Es más sencillo mirar hacia arriba que hacerlo hacia abajo. Es más fácil lamernos nuestras heridas y regocijarnos en nuestras desdichas, que dar gracias a la vida simplemente por poder llamarse así... Por permitirnos reír, llorar, alegrarnos, enfadarnos, expandirnos o apretarnos... Por poder hacer lo que nos dé la puñetera gana sin sentir el desamparo de la soledad, el miedo al sufrimiento o la sombra silenciosa y malvada de una inminente desaparición.

Aprendamos a ser personas, que en realidad es lo más complicado que se puede llegar a ser. Alcanzar ese grado deja desbancados a todo el resto de los títulos y cualificaciones habidas y por haber. Nada es más importante que vivir acariciando la categoría de ser humano; alguien que sabe mirar a la vida con la cara que esta se merece en cada ocasión, pero sin olvidar que son las cosas pequeñas aquellas que la hacen grande y que, la mayor parte de las veces, las damos demasiado por hecho mientras olvidamos que muchos otros querrían pasar un mísero rato en nuestra piel.

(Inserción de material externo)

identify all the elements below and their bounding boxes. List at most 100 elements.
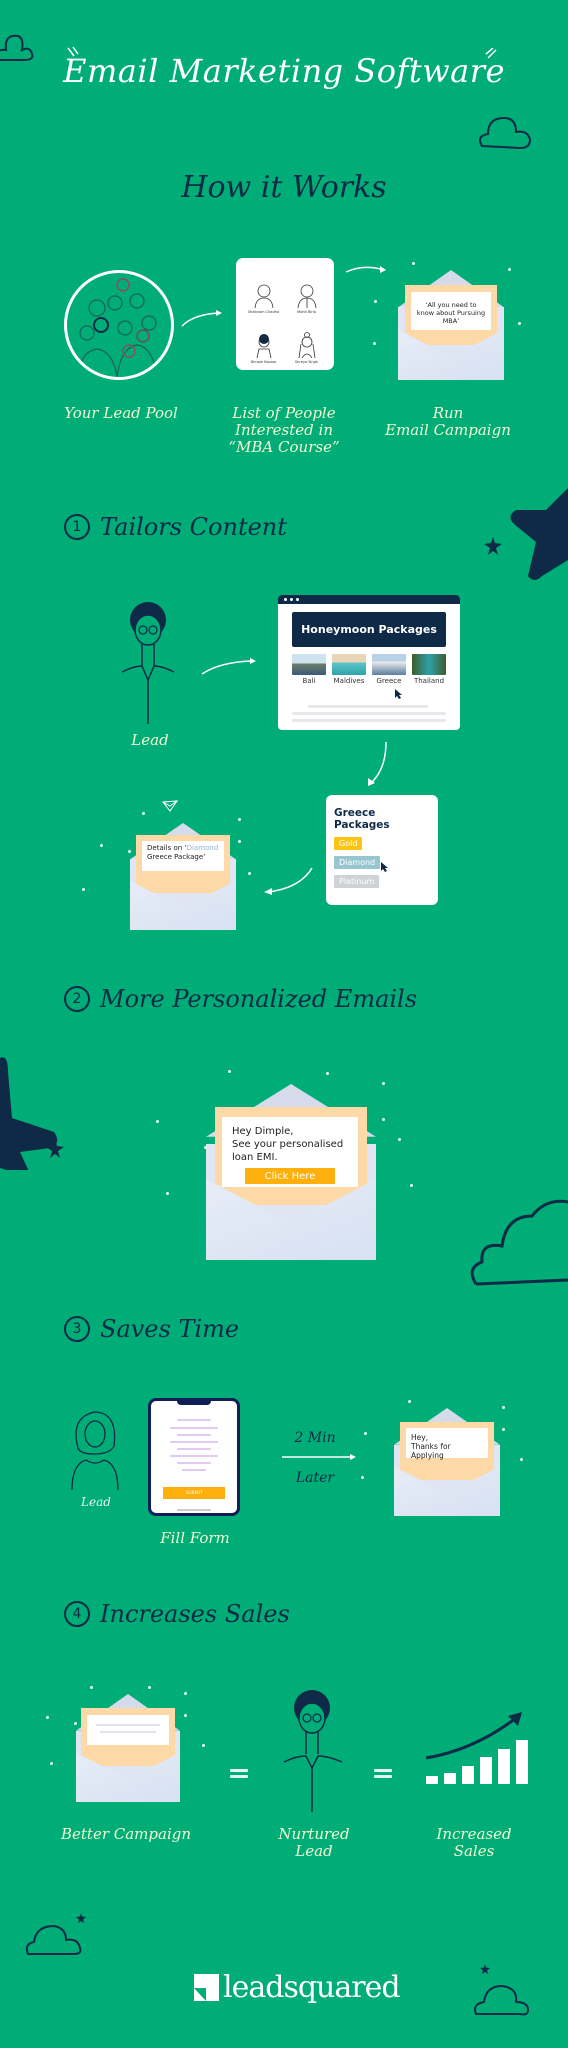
step-label-people-list: List of People Interested in “MBA Course… <box>216 405 352 456</box>
label-line: Lead <box>295 1842 333 1860</box>
brand-name: leadsquared <box>223 1970 401 2005</box>
cloud-icon <box>25 1924 82 1955</box>
arrow-icon <box>282 1454 356 1460</box>
person-card: Shabnam Chadha <box>242 264 285 314</box>
destination-item[interactable]: Greece <box>372 654 406 685</box>
label-line: Nurtured <box>278 1825 350 1843</box>
arrow-icon <box>264 867 313 895</box>
small-star-icon <box>480 1964 490 1974</box>
email-text: Greece Package’ <box>147 853 206 861</box>
sales-bar <box>444 1773 456 1784</box>
step-label-campaign: Run Email Campaign <box>380 405 516 439</box>
small-star-icon <box>484 537 502 555</box>
destination-item[interactable]: Thailand <box>412 654 446 685</box>
sparkle-icon <box>485 48 497 59</box>
lead-label: Lead <box>131 731 169 749</box>
crowd-icon <box>76 278 158 377</box>
destination-label: Thailand <box>413 677 445 685</box>
small-star-icon <box>76 1913 86 1923</box>
label-line: Run <box>432 404 464 422</box>
fill-form-label: Fill Form <box>160 1529 230 1547</box>
section-heading-4: 4 Increases Sales <box>64 1600 290 1628</box>
equals-icon <box>230 1766 248 1781</box>
cloud-icon <box>479 116 532 150</box>
form-phone: SUBMIT <box>148 1398 240 1516</box>
webpage-card: Honeymoon Packages Bali Maldives Greece … <box>278 595 460 730</box>
section-heading-2: 2 More Personalized Emails <box>64 985 417 1013</box>
person-name: Dimple Kapoor <box>250 360 277 364</box>
item-label-nurtured-lead: Nurtured Lead <box>264 1826 364 1860</box>
label-line: “MBA Course” <box>228 438 340 456</box>
email-greeting: Hey, <box>411 1433 429 1442</box>
arrow-icon <box>181 310 222 327</box>
small-star-icon <box>46 1140 64 1158</box>
cloud-icon <box>474 1984 530 2016</box>
arrow-icon <box>368 741 387 786</box>
email-text: Details on ‘ <box>147 844 187 852</box>
packages-title: Greece Packages <box>334 807 390 831</box>
people-list-card: Shabnam Chadha Mohit Birla Dimple Kapoor… <box>236 258 334 370</box>
cursor-icon <box>381 862 388 872</box>
lead-person-icon <box>121 602 175 724</box>
label-line: Interested in <box>235 421 333 439</box>
nurtured-lead-icon <box>283 1690 343 1812</box>
equals-icon <box>374 1766 392 1781</box>
sales-bar <box>516 1740 528 1784</box>
destination-image <box>332 654 366 675</box>
destination-item[interactable]: Maldives <box>332 654 366 685</box>
sales-bars <box>426 1740 528 1784</box>
destination-image <box>292 654 326 675</box>
email-subject: ‘All you need to know about Pursuing MBA… <box>411 292 491 330</box>
person-card: Shreya Singh <box>285 314 328 364</box>
section-title: Increases Sales <box>100 1600 290 1628</box>
email-message: Details on ‘Diamond Greece Package’ <box>142 841 224 871</box>
destination-label: Greece <box>376 677 402 685</box>
person-icon <box>256 334 271 358</box>
star-icon <box>510 488 568 580</box>
packages-card: Greece Packages Gold Diamond Platinum <box>326 795 438 905</box>
label-line: Sales <box>453 1842 495 1860</box>
sales-bar <box>462 1766 474 1784</box>
brand-logo: leadsquared <box>194 1970 401 2005</box>
person-icon <box>254 284 273 308</box>
paper-plane-icon <box>162 800 178 812</box>
lead-pool-circle <box>64 270 174 380</box>
sparkle-icon <box>67 46 79 57</box>
package-option-gold[interactable]: Gold <box>334 837 363 850</box>
section-title: Saves Time <box>100 1315 240 1343</box>
better-campaign-envelope <box>76 1694 180 1802</box>
email-message: Hey, Thanks for Applying <box>406 1428 488 1460</box>
delay-bottom: Later <box>295 1470 335 1486</box>
destination-label: Bali <box>302 677 316 685</box>
personalized-email-envelope: Hey Dimple, See your personalised loan E… <box>206 1084 376 1260</box>
destination-image <box>412 654 446 675</box>
label-line: Increased <box>436 1825 512 1843</box>
lead-woman-icon <box>71 1411 119 1490</box>
click-here-button[interactable]: Click Here <box>245 1168 335 1184</box>
section-number: 3 <box>64 1316 90 1342</box>
person-card: Mohit Birla <box>285 264 328 314</box>
webpage-banner: Honeymoon Packages <box>292 612 446 647</box>
destination-label: Maldives <box>333 677 365 685</box>
step-label-lead-pool: Your Lead Pool <box>64 404 178 422</box>
person-card: Dimple Kapoor <box>242 314 285 364</box>
section-heading-3: 3 Saves Time <box>64 1315 239 1343</box>
email-envelope: Details on ‘Diamond Greece Package’ <box>130 823 236 930</box>
section-title: More Personalized Emails <box>100 985 418 1013</box>
lead-label: Lead <box>81 1495 111 1509</box>
arrow-icon <box>201 658 256 675</box>
destination-item[interactable]: Bali <box>292 654 326 685</box>
submit-button[interactable]: SUBMIT <box>163 1487 225 1499</box>
package-option-platinum[interactable]: Platinum <box>334 875 380 888</box>
email-highlight: Diamond <box>186 844 219 852</box>
destination-list: Bali Maldives Greece Thailand <box>292 654 446 685</box>
item-label-better-campaign: Better Campaign <box>60 1825 192 1843</box>
email-line: loan EMI. <box>232 1152 278 1163</box>
cloud-icon <box>470 1199 568 1286</box>
section-subtitle: How it Works <box>181 170 387 205</box>
package-option-diamond[interactable]: Diamond <box>334 856 381 869</box>
browser-bar <box>278 595 460 604</box>
arrow-icon <box>345 266 386 273</box>
email-line: Thanks for Applying <box>411 1442 451 1460</box>
section-number: 2 <box>64 986 90 1012</box>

Juguemos a las tabas con nosotros mismos, riámonos de nuestras sombras e, incluso, cuando sintamos que la tierra se abre bajo nuestros pies, salgamos, conozcamos y compartamos. Seguramente así nos resulte más sencillo minimizar los problemas que a todos nos acechan por igual y comprendamos lo afortunados que somos por tener con quien hacerlo y por saber que „en principio„ mañana tendremos una nueva oportunidad.